Update statistics on all loaded tables for optimal query performance.

In [None]:
if update_statistics:
    print(f"{Colors.BLUE}Updating statistics...{Colors.END}\n")
    
    cursor = target_conn.cursor()
    
    # Get all user tables
    cursor.execute("""
        SELECT s.name, t.name
        FROM sys.tables t
        INNER JOIN sys.schemas s ON t.schema_id = s.schema_id
        WHERE s.name NOT IN ('sys', 'INFORMATION_SCHEMA')
    """)
    
    all_tables = cursor.fetchall()
    
    stats_updated = 0
    stats_failed = 0
    
    for schema, table in all_tables:
        try:
            cursor.execute(f"UPDATE STATISTICS [{schema}].[{table}]")
            stats_updated += 1
            print(f"   ✓ [{schema}].[{table}]")
        except Exception as e:
            stats_failed += 1
            print(f"   {Colors.YELLOW}⚠️  Failed for [{schema}].[{table}]: {e}{Colors.END}")
    
    target_conn.commit()
    print(f"\n{Colors.GREEN}✅ Statistics updated for {stats_updated} tables{Colors.END}")
    if stats_failed > 0:
        print(f"{Colors.YELLOW}⚠️  Failed to update statistics for {stats_failed} tables{Colors.END}")
else:
    print("Statistics update skipped (update_statistics = False)")

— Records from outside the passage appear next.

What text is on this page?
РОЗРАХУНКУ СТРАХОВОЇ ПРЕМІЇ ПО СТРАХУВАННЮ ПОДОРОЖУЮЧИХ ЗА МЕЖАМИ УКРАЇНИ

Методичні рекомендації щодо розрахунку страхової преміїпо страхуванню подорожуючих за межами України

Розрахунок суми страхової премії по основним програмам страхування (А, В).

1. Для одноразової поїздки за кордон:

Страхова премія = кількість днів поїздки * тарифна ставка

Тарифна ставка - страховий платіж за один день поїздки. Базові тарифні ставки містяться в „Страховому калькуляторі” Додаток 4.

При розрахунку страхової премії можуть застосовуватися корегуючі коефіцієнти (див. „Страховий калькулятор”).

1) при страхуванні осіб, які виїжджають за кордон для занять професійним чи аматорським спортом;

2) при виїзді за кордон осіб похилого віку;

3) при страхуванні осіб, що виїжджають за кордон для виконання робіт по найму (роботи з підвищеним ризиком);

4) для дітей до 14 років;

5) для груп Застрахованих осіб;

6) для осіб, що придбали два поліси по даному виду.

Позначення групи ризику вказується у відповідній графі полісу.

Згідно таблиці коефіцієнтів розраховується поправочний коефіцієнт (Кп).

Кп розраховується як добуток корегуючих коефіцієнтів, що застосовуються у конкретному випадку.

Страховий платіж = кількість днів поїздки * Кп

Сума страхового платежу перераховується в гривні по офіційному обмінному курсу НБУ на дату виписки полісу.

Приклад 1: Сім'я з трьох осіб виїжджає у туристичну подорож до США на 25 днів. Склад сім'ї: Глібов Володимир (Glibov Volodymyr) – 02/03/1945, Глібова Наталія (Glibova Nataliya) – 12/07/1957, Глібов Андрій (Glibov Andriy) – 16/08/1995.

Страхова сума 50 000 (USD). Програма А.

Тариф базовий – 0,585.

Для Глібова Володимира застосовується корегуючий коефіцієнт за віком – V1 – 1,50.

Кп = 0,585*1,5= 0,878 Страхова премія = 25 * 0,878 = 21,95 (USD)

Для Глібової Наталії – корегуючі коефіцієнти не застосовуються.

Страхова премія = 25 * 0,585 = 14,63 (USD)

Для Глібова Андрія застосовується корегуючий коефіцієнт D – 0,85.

## Cleanup and Close Connections

Close all database connections.

In [None]:
# Close connections
if target_conn:
    target_conn.close()
    print(f"{Colors.GREEN}✅ Target connection closed{Colors.END}")

if source_conn:
    source_conn.close()
    print(f"{Colors.GREEN}✅ Source connection closed{Colors.END}")

print("\n" + "="*70)
print("Loading process completed!")
print("="*70)
print("\nNext steps:")
print("1. Verify tables in Fabric Warehouse")
print("2. Run notebook '03_validate_migration.ipynb' for comprehensive validation")
print("3. Test queries and performance")